Another glance at English UK

A few weeks ago we looked at the southern British Cockney and RP varieties. Throughout the United Kingdom however, many different varieties of the English language can be found. Northern England comprises cities such as Manchester, Newcastle and Sheffield. What are some of its speaker’s characteristics?


Unlike accents found in the south, northern intonation hasn’t change much throughout the years. Phonologically, the low vowels are lengthened before voiceless fricatives so that pass is pronounced [pas] as opposed to [pa:s]. Like most of the South, its pronunciation is mostly non-rhotic, which means that the /r/ is pronounced only before or in between vowels, but not after.


Going further up north we encounter the Scottish accent. This sound is characteristically difficult to understand for anyone who’s not familiar with it. What are its differences in comparison to other varieties? Pronunciation tends to be rhotic, as opposed to Northern English and R.P.(?): /r/ sounds in final position are always pronounced. Vowel sounds however tend to be much closer to mainstream varieties of English.


English in Southern Ireland (cities such as Cork and Killarney) differs greatly to what is spoken a few miles north. It has evolved from the Irish language and thus its phonology and syntax are largely linked to the latter. One of its peculiarities is the pronunciation of the fricative /t/ at the end of words, i.e. cat.
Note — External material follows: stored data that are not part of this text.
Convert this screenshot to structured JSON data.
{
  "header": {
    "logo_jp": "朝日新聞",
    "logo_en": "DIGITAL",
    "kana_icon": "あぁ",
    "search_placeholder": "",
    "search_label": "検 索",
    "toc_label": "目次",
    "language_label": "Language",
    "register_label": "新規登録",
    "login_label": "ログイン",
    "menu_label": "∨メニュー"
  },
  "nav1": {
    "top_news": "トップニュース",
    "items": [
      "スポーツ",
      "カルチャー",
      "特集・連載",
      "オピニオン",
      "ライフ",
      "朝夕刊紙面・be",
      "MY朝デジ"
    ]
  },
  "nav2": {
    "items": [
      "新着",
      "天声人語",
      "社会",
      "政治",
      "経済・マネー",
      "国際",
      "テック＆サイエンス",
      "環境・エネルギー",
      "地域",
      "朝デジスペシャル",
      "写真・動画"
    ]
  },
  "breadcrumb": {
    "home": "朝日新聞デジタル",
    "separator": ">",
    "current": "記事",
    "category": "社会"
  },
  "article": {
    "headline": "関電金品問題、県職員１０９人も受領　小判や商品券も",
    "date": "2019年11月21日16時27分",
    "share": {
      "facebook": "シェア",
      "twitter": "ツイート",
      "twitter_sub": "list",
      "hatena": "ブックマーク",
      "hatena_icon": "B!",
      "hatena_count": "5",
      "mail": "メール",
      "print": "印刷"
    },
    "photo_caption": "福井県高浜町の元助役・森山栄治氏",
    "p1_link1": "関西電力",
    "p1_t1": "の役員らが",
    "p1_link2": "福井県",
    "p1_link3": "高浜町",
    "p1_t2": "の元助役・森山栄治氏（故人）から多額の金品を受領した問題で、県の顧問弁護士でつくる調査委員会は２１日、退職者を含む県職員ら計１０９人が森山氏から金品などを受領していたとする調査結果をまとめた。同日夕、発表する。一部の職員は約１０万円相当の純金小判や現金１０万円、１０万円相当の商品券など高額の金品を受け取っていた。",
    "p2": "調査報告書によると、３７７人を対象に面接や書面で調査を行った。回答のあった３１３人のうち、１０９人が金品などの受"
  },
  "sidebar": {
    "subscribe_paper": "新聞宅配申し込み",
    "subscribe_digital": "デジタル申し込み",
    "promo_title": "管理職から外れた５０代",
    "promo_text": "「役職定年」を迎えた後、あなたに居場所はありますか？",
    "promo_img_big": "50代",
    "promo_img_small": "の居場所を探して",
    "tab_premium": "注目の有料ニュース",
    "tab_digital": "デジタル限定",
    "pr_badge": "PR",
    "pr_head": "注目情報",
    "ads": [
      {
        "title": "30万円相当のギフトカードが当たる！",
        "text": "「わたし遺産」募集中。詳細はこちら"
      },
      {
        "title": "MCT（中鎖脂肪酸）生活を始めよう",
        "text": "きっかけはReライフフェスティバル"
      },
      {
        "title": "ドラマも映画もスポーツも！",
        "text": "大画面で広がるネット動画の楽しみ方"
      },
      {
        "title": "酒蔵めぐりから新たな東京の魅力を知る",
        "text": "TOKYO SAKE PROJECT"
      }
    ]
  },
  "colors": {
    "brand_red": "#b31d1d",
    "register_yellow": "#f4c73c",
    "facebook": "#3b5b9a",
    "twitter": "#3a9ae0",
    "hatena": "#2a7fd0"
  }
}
Dubliners have their own accent. A particularity of this variety is the raising of low back vowel sounds so that bought will sound like [bɔ:ṱ] – similar to the sounds of the Scottish accent. The retraction of diphthongs [taim] in time and the pronunciation of the /r/ in the middle of words are other characteristics of their variety. This accent seems to be spreading to southern Ireland too as it has apparently grown into being regarded as a prestigious and fashionable accent.


In a survey carried out by The Telegraph, readers voted for the “Coolest Accents”. The winner, with 20% of the votes, was what is referred to as the “Queen’s English” [think Hugh Grant] followed by the Scottish accent. The two least popular accents were Northern Irish and Cockney.